A bitmap is an efficient array of boolean values. They are commonly used in bitmap indexes. The Java language has a bitmap class: BitSet.
Unfortunately, the Java BitSet class will not scale to large sparse bitmaps—the Sun implementation does not use compression.
I published a new free alternative: JavaEWAH.
References:
- The library contains the 64-bit EWAH algorithm described—among other places—in one of my recent research papers.
- It is a Java port of some of my C++ Bitmap Index library.
Credit:
- Glen Newton gave me the idea for this project.
@Anonymous
My statement is very clear: to my knowledge, there is no patent violation. However, I am a researcher, not a patent lawyer.

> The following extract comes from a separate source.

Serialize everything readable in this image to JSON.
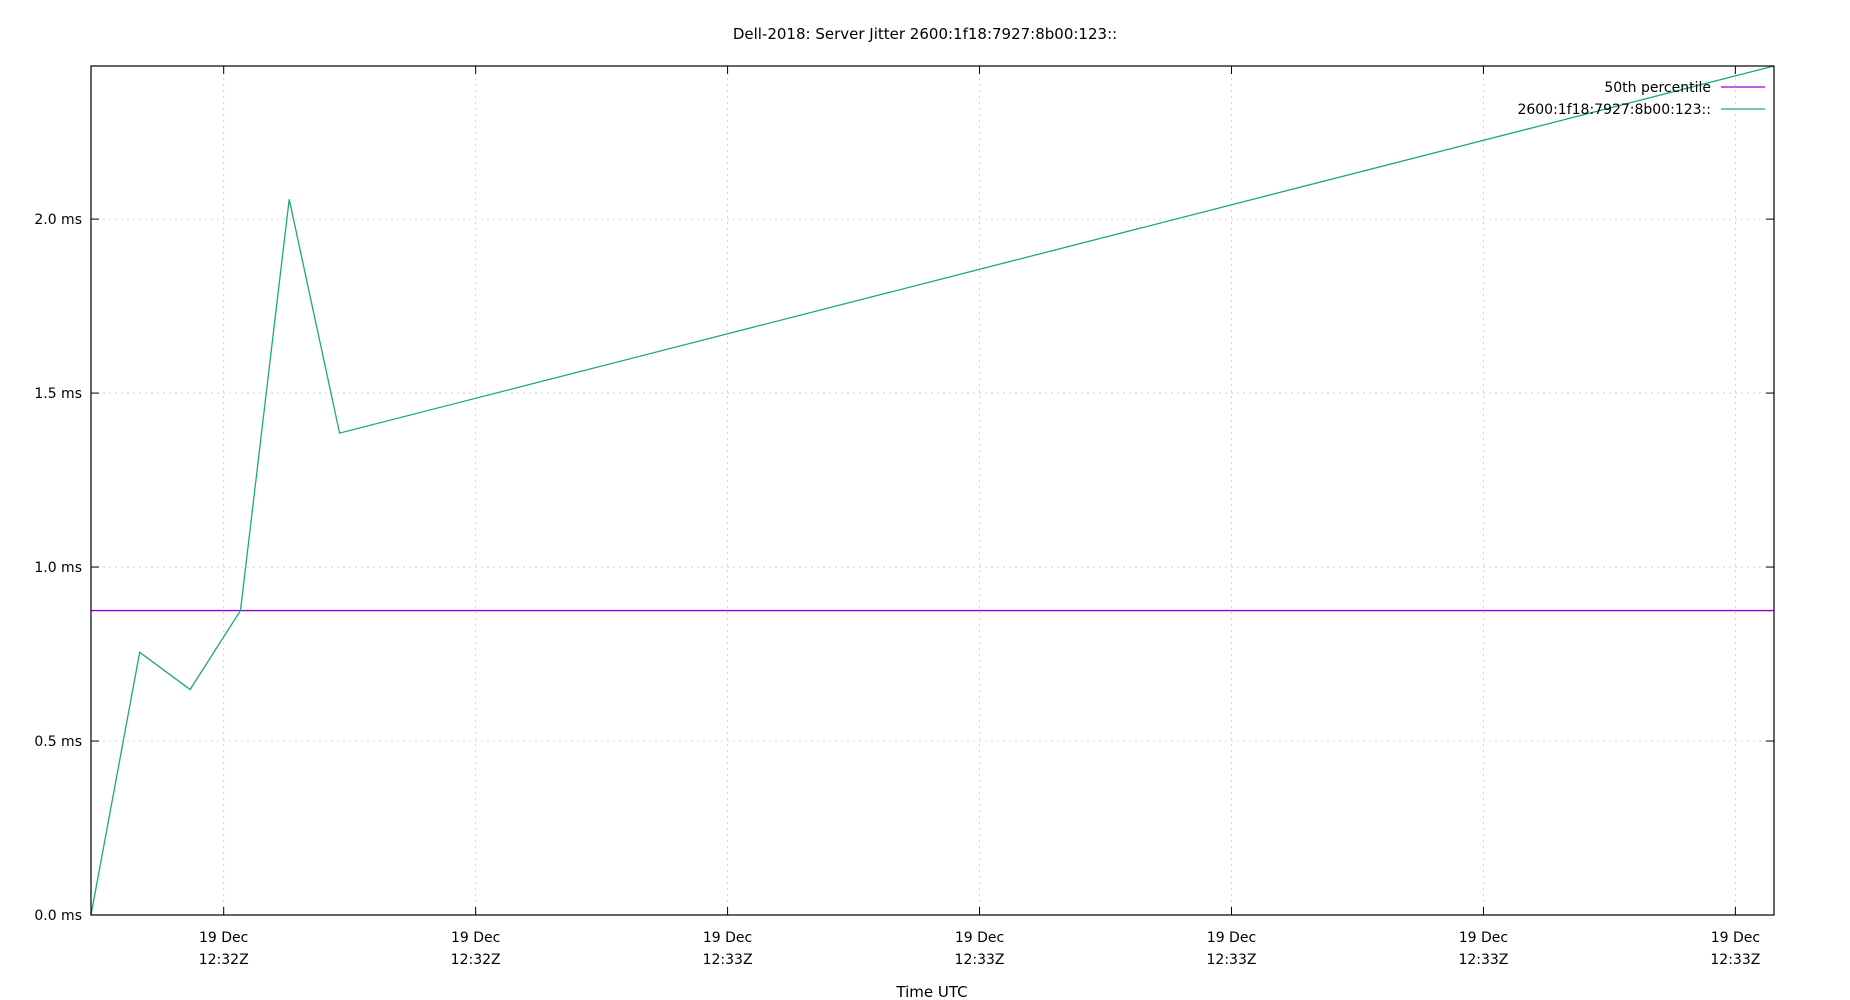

I have just downloaded the software. I have just one preliminary question: how are you sure that EWAH is not patented. In other words why do you think that a patent on WAH does not cover EWAH as well.
Hi,
Great paper, great wok, nothing to add… I’m currently in Dublin, Ireland, it is amazing that I can download your paper and enjoy your work. Thanks a lot!
No. It is a matter of trade-off: if you want fast random access, a different (less aggressive) form of compression is required. Thanks for the question.
Daniel,
Is there a way to check whether a bit at the given position is set? In the constant time of course, not using the iterator. Thanks in advance.
What are your thoughts on a Javascript implementation of EWAH?
I’m curious if the benefits of cache coherency would outweigh the lack of 64-bit integer support and other JS inefficiencies.
I have a fast implementation of regular/uncompressed bitsets in JavaScript and it is mostly decent. I suspect you could make a 32-bit EWAH work.